When researchers want to introduce DNA or drug molecules directly into living cells, they often use a technique called electroporation. This involves applying a voltage across the cell, which causes tiny pores to temporarily appear in the cell's membrane, through which the molecules can get into the cell. The problem is that different types of cell respond only to certain voltage levels. Previously, researchers have used a kind of "hammer to crack a nut" approach, by trying lots of different voltages until they're pretty sure that one will have worked. But they can't get any direct confirmation until the effects of the injected molecules start to show.

Now Boris Rubinsky of the University of California at Berkeley has developed a bionic chip which gives an answer immediately. Rubinsky and his team realised that when a pore opens under the influence of an applied voltage, a current should flow through the cell. Their new chip has two microscopic chambers built either side of an insulating membrane. Each chamber is filled with a conducting fluid, and has an electrode built into its wall. The central insulating membrane has a tiny hole in its centre, small enough to be blocked by a cell.

To use the chip, cells are introduced into one of the chambers, and allowed to settle such that one of the cells blocks the interconnecting hole. Then a voltage is applied across the electrodes. The chip will only conduct a current when the applied voltage is the right intensity to induce electroporation in the cell bridging the two chambers. So, when the current flows, you know you've found the right voltage for the cell. Rubinsky's research is currently limited to the laboratory, but they hope the techniques can be extended to work with living human cells in situ. Knowing which cells respond to which voltages means you can control one cell with disturbing an adjacent one.

A chip which directly interfaces to living tissue is a powerful tool, and many researchers see the symbiosis of silicon and biology as the Next Big Thing. There's already been some startling progress. Roberta Diaz Brinton from the University of Southern California, for example, has created colonies of rat brain cells living on silicon substrates. Each silicon platter supports over 80,000 living neurons. Using a matrix of electrodes embedded in the silicon, the cells can be stimulated and their activity monitored. "We can eavesdrop", says Brinton, "and try to find the algorithms that define the cells' activity".
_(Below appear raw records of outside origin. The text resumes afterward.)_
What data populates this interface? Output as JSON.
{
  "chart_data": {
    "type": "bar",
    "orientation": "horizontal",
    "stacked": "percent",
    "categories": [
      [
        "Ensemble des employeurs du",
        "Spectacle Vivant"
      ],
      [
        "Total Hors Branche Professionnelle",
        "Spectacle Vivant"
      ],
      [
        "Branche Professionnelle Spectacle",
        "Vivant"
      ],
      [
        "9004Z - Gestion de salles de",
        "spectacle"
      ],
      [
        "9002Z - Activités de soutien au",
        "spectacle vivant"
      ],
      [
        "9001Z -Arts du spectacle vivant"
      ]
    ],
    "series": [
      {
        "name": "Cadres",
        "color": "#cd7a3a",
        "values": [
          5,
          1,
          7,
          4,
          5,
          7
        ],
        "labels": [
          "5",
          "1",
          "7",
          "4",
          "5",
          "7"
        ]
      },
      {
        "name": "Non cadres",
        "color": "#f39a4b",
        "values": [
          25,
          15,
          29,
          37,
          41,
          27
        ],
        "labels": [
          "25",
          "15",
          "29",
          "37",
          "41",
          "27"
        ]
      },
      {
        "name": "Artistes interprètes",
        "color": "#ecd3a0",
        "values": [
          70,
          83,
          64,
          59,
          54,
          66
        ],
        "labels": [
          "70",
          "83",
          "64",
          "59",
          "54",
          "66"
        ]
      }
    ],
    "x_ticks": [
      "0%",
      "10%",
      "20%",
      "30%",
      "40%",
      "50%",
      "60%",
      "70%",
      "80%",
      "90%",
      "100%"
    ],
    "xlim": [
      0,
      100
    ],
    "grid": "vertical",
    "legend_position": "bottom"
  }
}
Then there's the use of computer-controlled electronic prostheses to replace damaged tissue. Several researches are working on bio-electronic implants to reverse blindness. The Illinois-based company Optobionics has devloped a light-sensitive chip which is effectively a "silicon retina", and have successfully implanted the chip in blind animals. And earlier this year there was much media interest in an experiment at New York's Dobelle Institute, in which a 62-year old patient who had been totally blind for nearly 30 years was able to dimly distinguish patterns of light.

While the Six-Million Dollar Man may be some years off, bionics research is making amazing strides. The number of people walking around with computers implanted into their bodies is growing every year. Today's small-scale experiments are paving the way for a bionic future.

Toby Howard teaches at the University of Manchester.